There is no need to rush to cut the umbilical cord after birth. The baby is born. The mother gives birth to the placenta soon thereafter. The cord is left intact. This picture was taken 24 hours after birth. The placenta is placed in a container covered with Himalayan salt. The cord goes white after birth then continues to dry out. If left, the cord comes off at the navel in 3-7 days. The placenta is usually buried in the garden by the parents. This way of waiting patiently for nature to complete this transition is called a Lotus Birth.
When a baby needs help to breathe, this can be done on a tray placed next to the mother, before attention is paid to the cord. In fact this is more appropriate. The blood flowing from the placenta to the baby’s heart and lungs will also help to resuscitate the baby. The baby needs the iron reserves this extra blood will provide. When the cord is left intact after birth, the baby is less likely to suffer from anaemia or low iron levels. Low iron levels affects the development of babies and may even lead to brain damage.
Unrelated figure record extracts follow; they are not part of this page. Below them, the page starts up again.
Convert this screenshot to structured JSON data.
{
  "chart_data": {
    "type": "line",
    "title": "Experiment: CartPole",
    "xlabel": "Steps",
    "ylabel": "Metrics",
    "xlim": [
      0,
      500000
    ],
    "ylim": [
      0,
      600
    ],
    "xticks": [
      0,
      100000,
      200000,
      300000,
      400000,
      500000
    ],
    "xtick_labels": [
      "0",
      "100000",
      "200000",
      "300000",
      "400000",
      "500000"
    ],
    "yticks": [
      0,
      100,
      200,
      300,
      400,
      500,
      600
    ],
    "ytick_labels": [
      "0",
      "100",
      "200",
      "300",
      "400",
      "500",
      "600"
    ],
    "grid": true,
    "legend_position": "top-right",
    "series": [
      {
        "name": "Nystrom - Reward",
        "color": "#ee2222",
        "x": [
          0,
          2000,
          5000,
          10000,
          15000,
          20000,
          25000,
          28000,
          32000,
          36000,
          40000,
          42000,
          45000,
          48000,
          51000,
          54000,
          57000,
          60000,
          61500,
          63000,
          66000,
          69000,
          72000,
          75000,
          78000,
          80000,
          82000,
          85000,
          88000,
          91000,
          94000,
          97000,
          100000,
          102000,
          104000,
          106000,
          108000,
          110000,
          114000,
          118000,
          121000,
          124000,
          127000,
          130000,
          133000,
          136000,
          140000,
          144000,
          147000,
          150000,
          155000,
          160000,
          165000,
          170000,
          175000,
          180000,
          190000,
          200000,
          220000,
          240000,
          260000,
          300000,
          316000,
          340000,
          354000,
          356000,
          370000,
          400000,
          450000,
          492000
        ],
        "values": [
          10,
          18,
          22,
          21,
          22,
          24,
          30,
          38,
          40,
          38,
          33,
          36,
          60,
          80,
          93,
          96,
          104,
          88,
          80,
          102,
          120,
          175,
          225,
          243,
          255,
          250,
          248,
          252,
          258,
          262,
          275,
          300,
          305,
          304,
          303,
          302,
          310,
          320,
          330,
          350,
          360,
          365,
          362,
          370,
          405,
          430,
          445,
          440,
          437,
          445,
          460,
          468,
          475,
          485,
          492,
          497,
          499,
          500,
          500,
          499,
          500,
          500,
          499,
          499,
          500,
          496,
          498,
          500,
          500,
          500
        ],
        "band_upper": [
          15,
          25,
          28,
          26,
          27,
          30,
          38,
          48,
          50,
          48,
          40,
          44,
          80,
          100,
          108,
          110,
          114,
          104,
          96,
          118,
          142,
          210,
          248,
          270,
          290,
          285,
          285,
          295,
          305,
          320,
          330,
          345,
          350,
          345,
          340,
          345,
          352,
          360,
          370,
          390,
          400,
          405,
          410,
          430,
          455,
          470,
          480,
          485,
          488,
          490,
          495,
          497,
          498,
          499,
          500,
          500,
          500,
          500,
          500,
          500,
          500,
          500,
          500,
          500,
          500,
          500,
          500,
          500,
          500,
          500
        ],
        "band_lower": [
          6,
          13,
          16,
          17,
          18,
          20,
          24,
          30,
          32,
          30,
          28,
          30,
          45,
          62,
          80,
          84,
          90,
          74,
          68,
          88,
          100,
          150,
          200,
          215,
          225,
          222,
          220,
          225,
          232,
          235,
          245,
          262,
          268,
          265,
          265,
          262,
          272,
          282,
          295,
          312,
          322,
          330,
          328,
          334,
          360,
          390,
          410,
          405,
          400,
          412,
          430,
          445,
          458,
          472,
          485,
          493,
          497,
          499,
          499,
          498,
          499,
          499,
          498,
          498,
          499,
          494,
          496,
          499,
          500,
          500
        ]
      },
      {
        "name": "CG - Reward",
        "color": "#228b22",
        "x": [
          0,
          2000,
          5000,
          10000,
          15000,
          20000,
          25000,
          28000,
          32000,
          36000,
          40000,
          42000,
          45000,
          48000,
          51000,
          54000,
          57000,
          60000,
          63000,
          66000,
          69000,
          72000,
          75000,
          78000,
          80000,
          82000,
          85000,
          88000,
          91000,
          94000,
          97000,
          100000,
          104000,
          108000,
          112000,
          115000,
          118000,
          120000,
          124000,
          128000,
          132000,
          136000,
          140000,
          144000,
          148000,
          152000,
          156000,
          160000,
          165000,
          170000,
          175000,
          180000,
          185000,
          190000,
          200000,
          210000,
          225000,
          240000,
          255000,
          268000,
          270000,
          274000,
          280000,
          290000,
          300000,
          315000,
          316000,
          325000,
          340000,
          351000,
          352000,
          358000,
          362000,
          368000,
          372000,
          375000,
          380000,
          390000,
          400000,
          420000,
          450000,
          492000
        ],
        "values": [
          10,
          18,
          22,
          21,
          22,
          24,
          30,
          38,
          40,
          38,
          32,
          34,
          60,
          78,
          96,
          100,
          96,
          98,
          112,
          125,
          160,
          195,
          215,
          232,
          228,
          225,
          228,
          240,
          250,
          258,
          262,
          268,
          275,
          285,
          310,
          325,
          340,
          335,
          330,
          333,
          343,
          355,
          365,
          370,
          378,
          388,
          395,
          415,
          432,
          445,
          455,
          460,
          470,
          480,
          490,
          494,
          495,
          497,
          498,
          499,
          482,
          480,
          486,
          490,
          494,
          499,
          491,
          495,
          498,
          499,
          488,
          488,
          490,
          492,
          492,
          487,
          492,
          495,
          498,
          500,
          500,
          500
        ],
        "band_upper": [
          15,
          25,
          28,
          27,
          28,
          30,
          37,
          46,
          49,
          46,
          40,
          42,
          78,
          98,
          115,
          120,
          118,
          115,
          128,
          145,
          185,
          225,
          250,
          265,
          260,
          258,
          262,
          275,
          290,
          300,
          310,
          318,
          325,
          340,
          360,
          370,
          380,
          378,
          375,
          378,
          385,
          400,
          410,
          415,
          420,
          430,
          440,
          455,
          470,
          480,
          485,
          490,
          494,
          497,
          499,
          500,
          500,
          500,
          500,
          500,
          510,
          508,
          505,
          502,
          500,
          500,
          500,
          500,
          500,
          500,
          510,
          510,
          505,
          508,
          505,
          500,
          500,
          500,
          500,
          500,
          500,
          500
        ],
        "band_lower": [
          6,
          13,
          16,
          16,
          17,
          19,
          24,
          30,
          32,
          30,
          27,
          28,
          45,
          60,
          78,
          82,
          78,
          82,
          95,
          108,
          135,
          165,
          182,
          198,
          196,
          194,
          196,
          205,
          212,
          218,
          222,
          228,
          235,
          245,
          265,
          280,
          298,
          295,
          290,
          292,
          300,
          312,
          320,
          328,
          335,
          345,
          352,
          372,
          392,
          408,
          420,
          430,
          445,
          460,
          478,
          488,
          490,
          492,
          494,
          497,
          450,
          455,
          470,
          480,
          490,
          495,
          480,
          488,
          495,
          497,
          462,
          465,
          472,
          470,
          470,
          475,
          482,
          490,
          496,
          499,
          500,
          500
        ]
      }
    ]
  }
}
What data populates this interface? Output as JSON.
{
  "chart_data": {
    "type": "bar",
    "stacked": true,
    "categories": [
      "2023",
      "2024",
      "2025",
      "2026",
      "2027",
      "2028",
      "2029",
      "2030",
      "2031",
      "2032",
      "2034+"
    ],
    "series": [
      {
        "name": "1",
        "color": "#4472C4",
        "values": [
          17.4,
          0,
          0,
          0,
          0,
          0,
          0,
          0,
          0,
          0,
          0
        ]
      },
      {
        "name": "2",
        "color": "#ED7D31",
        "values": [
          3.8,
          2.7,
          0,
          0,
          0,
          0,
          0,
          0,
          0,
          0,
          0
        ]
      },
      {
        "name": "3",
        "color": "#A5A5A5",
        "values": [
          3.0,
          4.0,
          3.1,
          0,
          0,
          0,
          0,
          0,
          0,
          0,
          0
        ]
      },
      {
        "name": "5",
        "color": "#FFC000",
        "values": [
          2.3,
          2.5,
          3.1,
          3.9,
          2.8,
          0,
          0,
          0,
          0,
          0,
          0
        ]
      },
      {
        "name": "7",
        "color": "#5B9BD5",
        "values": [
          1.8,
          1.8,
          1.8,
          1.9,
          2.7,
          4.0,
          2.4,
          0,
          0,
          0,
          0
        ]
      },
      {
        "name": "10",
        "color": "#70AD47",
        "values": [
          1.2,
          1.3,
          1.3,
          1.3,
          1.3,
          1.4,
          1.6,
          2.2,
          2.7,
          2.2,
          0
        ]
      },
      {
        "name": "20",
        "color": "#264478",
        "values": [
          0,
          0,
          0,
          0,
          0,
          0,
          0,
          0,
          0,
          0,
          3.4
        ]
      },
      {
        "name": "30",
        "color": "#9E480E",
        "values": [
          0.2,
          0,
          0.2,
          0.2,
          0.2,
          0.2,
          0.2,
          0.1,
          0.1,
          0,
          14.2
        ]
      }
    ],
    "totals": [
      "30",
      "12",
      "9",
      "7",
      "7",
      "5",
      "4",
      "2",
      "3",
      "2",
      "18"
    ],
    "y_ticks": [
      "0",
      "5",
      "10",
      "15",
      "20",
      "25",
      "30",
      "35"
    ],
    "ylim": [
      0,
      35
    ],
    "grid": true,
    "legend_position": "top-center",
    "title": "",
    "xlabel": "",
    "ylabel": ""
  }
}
It is advisable to leave the cord intact after birth for at least 5 minutes and ideal to wait until the cord turns white after the available blood in the cord and placenta has been transferred to the baby. Once the cord has turned white, the birth attendent may cut the cord with sterile scissors or blade, and tie off the cord with sterile cord or clamp.
Babies unfold beautifully after birth with as little panic and intervention as possible. Wait for white is a good directive for birth attendents. Waiting for white does no harm. The baby can be dried and the mother can lift the baby into her arms as she wishes. There is no need to rush.